In today's society, the labor contract is an important legal basis for protecting the rights and interests of workers. However, in practice, some employees may not have signed an employment contract with the employer. So, for these workers who do not have an employment contract, can they resign at any time?
First of all, we need to clarify a basic legal common sense: even if there is no written employment contract, when the employee and the employer actually perform their labor rights and obligations, a de facto employment relationship has been formed between the two parties. In this case, the employee still enjoys the legal rights and interests conferred by law, including but not limited to receiving labor remuneration, rest and vacation, and obtaining labor safety and health protection. If there is no labor contract, if the relationship between the two parties conforms to the status of the labor relationship, it shall be regarded as a de facto labor relationship, and the employee shall enjoy the same rights and obligations as if the labor contract was signed. Article 37 of the Labor Contract Law stipulates that an employee may terminate an employment contract by notifying the employer in writing 30 days in advance. It explains that employees have the right to choose their own employment, and the Labor Contract Law gives employees the right to terminate labor contracts during the existence of labor relations. This right is a right of formation, which does not require the employer's commitment, and will take legal effect after it is delivered to the employer. Its purpose is to protect the autonomy of workers in choosing their own jobs and to make up for the unequal position of workers in labor relations. However, the unilateral termination of the labor contract by the employee must comply with the statutory procedures, first, the employer must notify the employer 30 days in advance, so as to facilitate the employer to recruit new employees and adjust positions, so as to avoid the impact of production and business activities; Second, it must be put forward in writing, not just orally. The employer shall issue a certificate of dissolution or termination of the labor contract when dissolving or terminating the labor contract, and complete the formalities for the transfer of the employee's file and social insurance relationship within 15 days. The worker shall handle the work handover according to the agreement between the two parties.

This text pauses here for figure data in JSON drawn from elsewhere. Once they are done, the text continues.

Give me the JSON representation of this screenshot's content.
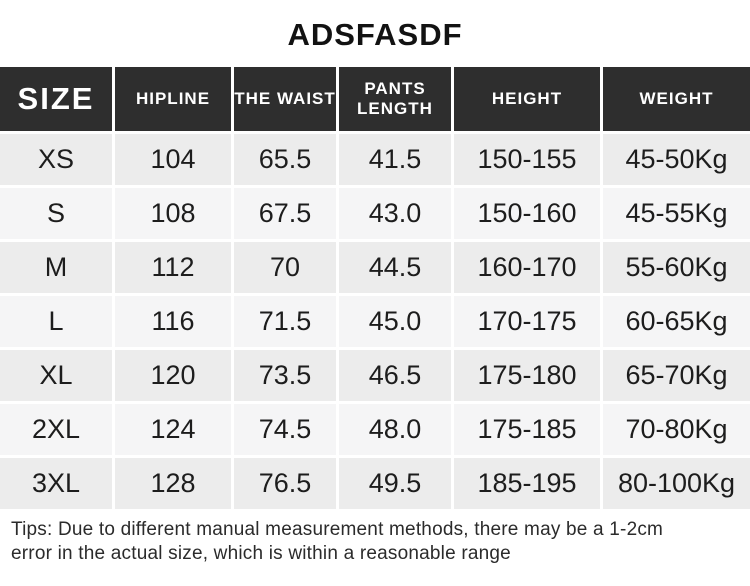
{
  "title": "ADSFASDF",
  "table": {
    "columns": [
      {
        "key": "size",
        "label": "SIZE"
      },
      {
        "key": "hipline",
        "label": "HIPLINE"
      },
      {
        "key": "waist",
        "label": "THE WAIST"
      },
      {
        "key": "pants_length",
        "label": "PANTS LENGTH"
      },
      {
        "key": "height",
        "label": "HEIGHT"
      },
      {
        "key": "weight",
        "label": "WEIGHT"
      }
    ],
    "rows": [
      [
        "XS",
        "104",
        "65.5",
        "41.5",
        "150-155",
        "45-50Kg"
      ],
      [
        "S",
        "108",
        "67.5",
        "43.0",
        "150-160",
        "45-55Kg"
      ],
      [
        "M",
        "112",
        "70",
        "44.5",
        "160-170",
        "55-60Kg"
      ],
      [
        "L",
        "116",
        "71.5",
        "45.0",
        "170-175",
        "60-65Kg"
      ],
      [
        "XL",
        "120",
        "73.5",
        "46.5",
        "175-180",
        "65-70Kg"
      ],
      [
        "2XL",
        "124",
        "74.5",
        "48.0",
        "175-185",
        "70-80Kg"
      ],
      [
        "3XL",
        "128",
        "76.5",
        "49.5",
        "185-195",
        "80-100Kg"
      ]
    ]
  },
  "tips": {
    "lines": [
      "Tips: Due to different manual measurement methods, there may be a 1-2cm",
      "error in the actual size, which is within a reasonable range"
    ]
  },
  "colors": {
    "header_bg": "#2e2e2e",
    "header_text": "#ffffff",
    "row_odd_bg": "#ececec",
    "row_even_bg": "#f5f5f6",
    "body_text": "#1d1d1d",
    "page_bg": "#ffffff"
  }
}
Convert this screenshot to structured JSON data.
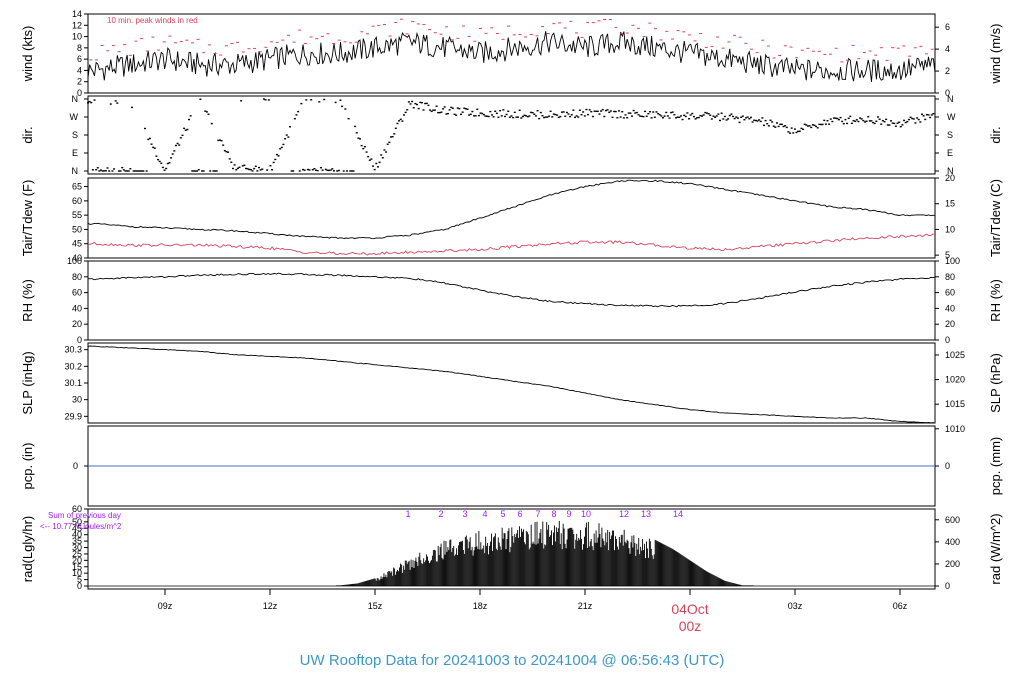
{
  "title": "UW Rooftop Data for 20241003  to  20241004 @ 06:56:43  (UTC)",
  "x_axis": {
    "ticks": [
      "09z",
      "12z",
      "15z",
      "18z",
      "21z",
      "00z",
      "03z",
      "06z"
    ],
    "date_label": "04Oct",
    "date_sub": "00z"
  },
  "colors": {
    "data": "#000000",
    "dewpoint": "#d6445c",
    "precip": "#4472c4",
    "annot_red": "#d6445c",
    "annot_purple": "#a020f0",
    "title": "#3d97c8"
  },
  "panels": {
    "wind": {
      "ylabel_left": "wind (kts)",
      "ylabel_right": "wind (m/s)",
      "note": "10 min. peak winds in red",
      "left_ticks": [
        "0",
        "2",
        "4",
        "6",
        "8",
        "10",
        "12",
        "14"
      ],
      "right_ticks": [
        "0",
        "2",
        "4",
        "6"
      ]
    },
    "dir": {
      "ylabel_left": "dir.",
      "ylabel_right": "dir.",
      "ticks": [
        "N",
        "E",
        "S",
        "W",
        "N"
      ]
    },
    "temp": {
      "ylabel_left": "Tair/Tdew (F)",
      "ylabel_right": "Tair/Tdew (C)",
      "left_ticks": [
        "40",
        "45",
        "50",
        "55",
        "60",
        "65"
      ],
      "right_ticks": [
        "5",
        "10",
        "15",
        "20"
      ]
    },
    "rh": {
      "ylabel_left": "RH (%)",
      "ylabel_right": "RH (%)",
      "ticks": [
        "0",
        "20",
        "40",
        "60",
        "80",
        "100"
      ]
    },
    "slp": {
      "ylabel_left": "SLP (inHg)",
      "ylabel_right": "SLP (hPa)",
      "left_ticks": [
        "29.9",
        "30",
        "30.1",
        "30.2",
        "30.3"
      ],
      "right_ticks": [
        "1010",
        "1015",
        "1020",
        "1025"
      ]
    },
    "pcp": {
      "ylabel_left": "pcp. (in)",
      "ylabel_right": "pcp. (mm)",
      "left_ticks": [
        "0"
      ],
      "right_ticks": [
        "0"
      ]
    },
    "rad": {
      "ylabel_left": "rad(Lgly/hr)",
      "ylabel_right": "rad (W/m^2)",
      "left_ticks": [
        "0",
        "5",
        "10",
        "15",
        "20",
        "25",
        "30",
        "35",
        "40",
        "45",
        "50",
        "60"
      ],
      "right_ticks": [
        "0",
        "200",
        "400",
        "600"
      ],
      "sum_label": "Sum of previous day",
      "sum_value": "<-- 10.77 MJoules/m^2",
      "hour_marks": [
        "1",
        "2",
        "3",
        "4",
        "5",
        "6",
        "7",
        "8",
        "9",
        "10",
        "12",
        "13",
        "14"
      ]
    }
  },
  "chart_data": [
    {
      "type": "line",
      "title": "",
      "ylabel": "wind (kts)",
      "ylim": [
        0,
        14
      ],
      "x_range_hours": [
        6.8,
        31.0
      ],
      "series": [
        {
          "x": [
            7,
            8,
            9,
            10,
            11,
            12,
            13,
            14,
            15,
            16,
            17,
            18,
            19,
            20,
            21,
            22,
            23,
            24,
            25,
            26,
            27,
            28,
            29,
            30,
            31
          ],
          "values": [
            4,
            5,
            6,
            5,
            5,
            6,
            7,
            7,
            8,
            9,
            8,
            7,
            8,
            9,
            8,
            9,
            8,
            7,
            6,
            5,
            4,
            4,
            4,
            4,
            5
          ]
        },
        {
          "name": "10 min. peak winds in red",
          "x": [
            7,
            8,
            9,
            10,
            11,
            12,
            13,
            14,
            15,
            16,
            17,
            18,
            19,
            20,
            21,
            22,
            23,
            24,
            25,
            26,
            27,
            28,
            29,
            30,
            31
          ],
          "values": [
            7,
            8,
            9,
            8,
            8,
            9,
            10,
            10,
            11,
            12,
            11,
            10,
            11,
            12,
            11,
            12,
            11,
            10,
            9,
            8,
            7,
            7,
            7,
            7,
            8
          ]
        }
      ]
    },
    {
      "type": "scatter",
      "title": "",
      "ylabel": "dir.",
      "ylim": [
        0,
        360
      ],
      "x_range_hours": [
        6.8,
        31.0
      ],
      "series": [
        {
          "x": [
            7,
            8,
            9,
            10,
            11,
            12,
            13,
            14,
            15,
            16,
            17,
            18,
            19,
            20,
            21,
            22,
            23,
            24,
            25,
            26,
            27,
            28,
            29,
            30,
            31
          ],
          "values": [
            350,
            355,
            5,
            350,
            10,
            5,
            355,
            350,
            10,
            340,
            300,
            290,
            285,
            280,
            290,
            285,
            280,
            275,
            270,
            250,
            200,
            250,
            260,
            240,
            280
          ]
        }
      ]
    },
    {
      "type": "line",
      "title": "",
      "ylabel": "Tair/Tdew (F)",
      "ylim": [
        40,
        68
      ],
      "x_range_hours": [
        6.8,
        31.0
      ],
      "series": [
        {
          "x": [
            7,
            8,
            9,
            10,
            11,
            12,
            13,
            14,
            15,
            16,
            17,
            18,
            19,
            20,
            21,
            22,
            23,
            24,
            25,
            26,
            27,
            28,
            29,
            30,
            31
          ],
          "values": [
            52,
            51,
            50.5,
            50,
            49.5,
            48.5,
            47.5,
            47,
            47,
            48,
            50,
            54,
            58,
            62,
            65,
            67,
            67,
            66,
            64,
            62,
            60,
            58,
            57,
            55,
            55
          ]
        },
        {
          "x": [
            7,
            8,
            9,
            10,
            11,
            12,
            13,
            14,
            15,
            16,
            17,
            18,
            19,
            20,
            21,
            22,
            23,
            24,
            25,
            26,
            27,
            28,
            29,
            30,
            31
          ],
          "values": [
            45,
            44.5,
            44.5,
            44.5,
            44,
            43.5,
            42,
            41.5,
            41.5,
            42,
            42.5,
            43,
            44,
            45,
            45.5,
            45.5,
            44.5,
            43.5,
            43,
            44,
            45,
            46,
            47,
            47.5,
            48
          ]
        }
      ]
    },
    {
      "type": "line",
      "title": "",
      "ylabel": "RH (%)",
      "ylim": [
        0,
        100
      ],
      "x_range_hours": [
        6.8,
        31.0
      ],
      "series": [
        {
          "x": [
            7,
            8,
            9,
            10,
            11,
            12,
            13,
            14,
            15,
            16,
            17,
            18,
            19,
            20,
            21,
            22,
            23,
            24,
            25,
            26,
            27,
            28,
            29,
            30,
            31
          ],
          "values": [
            77,
            79,
            80,
            82,
            83,
            84,
            83,
            82,
            80,
            78,
            72,
            63,
            55,
            49,
            46,
            44,
            43,
            43,
            46,
            53,
            61,
            68,
            73,
            77,
            79
          ]
        }
      ]
    },
    {
      "type": "line",
      "title": "",
      "ylabel": "SLP (inHg)",
      "ylim": [
        29.86,
        30.34
      ],
      "x_range_hours": [
        6.8,
        31.0
      ],
      "series": [
        {
          "x": [
            7,
            8,
            9,
            10,
            11,
            12,
            13,
            14,
            15,
            16,
            17,
            18,
            19,
            20,
            21,
            22,
            23,
            24,
            25,
            26,
            27,
            28,
            29,
            30,
            31
          ],
          "values": [
            30.32,
            30.31,
            30.3,
            30.29,
            30.27,
            30.26,
            30.25,
            30.23,
            30.21,
            30.19,
            30.17,
            30.14,
            30.11,
            30.08,
            30.04,
            30.0,
            29.97,
            29.94,
            29.92,
            29.91,
            29.9,
            29.89,
            29.89,
            29.87,
            29.86
          ]
        }
      ]
    },
    {
      "type": "line",
      "title": "",
      "ylabel": "pcp. (in)",
      "ylim": [
        0,
        1
      ],
      "x_range_hours": [
        6.8,
        31.0
      ],
      "series": [
        {
          "x": [
            6.8,
            31.0
          ],
          "values": [
            0,
            0
          ]
        }
      ]
    },
    {
      "type": "bar",
      "title": "",
      "ylabel": "rad(Lgly/hr)",
      "ylim": [
        0,
        60
      ],
      "x_range_hours": [
        6.8,
        31.0
      ],
      "series": [
        {
          "x": [
            14,
            14.5,
            15,
            15.5,
            16,
            16.5,
            17,
            17.5,
            18,
            18.5,
            19,
            19.5,
            20,
            20.5,
            21,
            21.5,
            22,
            22.5,
            23,
            23.5,
            24,
            24.5,
            25,
            25.5
          ],
          "values": [
            0.5,
            2,
            6,
            14,
            22,
            30,
            36,
            40,
            43,
            46,
            48,
            50,
            51,
            52,
            51,
            49,
            46,
            42,
            36,
            29,
            20,
            11,
            4,
            0.5
          ]
        }
      ]
    }
  ]
}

Therefore, in the absence of other statutory circumstances, the employee needs to meet two conditions for termination, one is 30 days in advance, and the other is in writing. Failure to sign an employment contract is not a legal reason to quit at any time. While the law protects the freedom of workers to choose employment, it also guarantees the time for employers to re-recruit talents. It should be noted that if the employer fails to conclude a written labor contract with the employee for more than one month but less than one year from the date of employment, it shall pay the employee twice the monthly wage.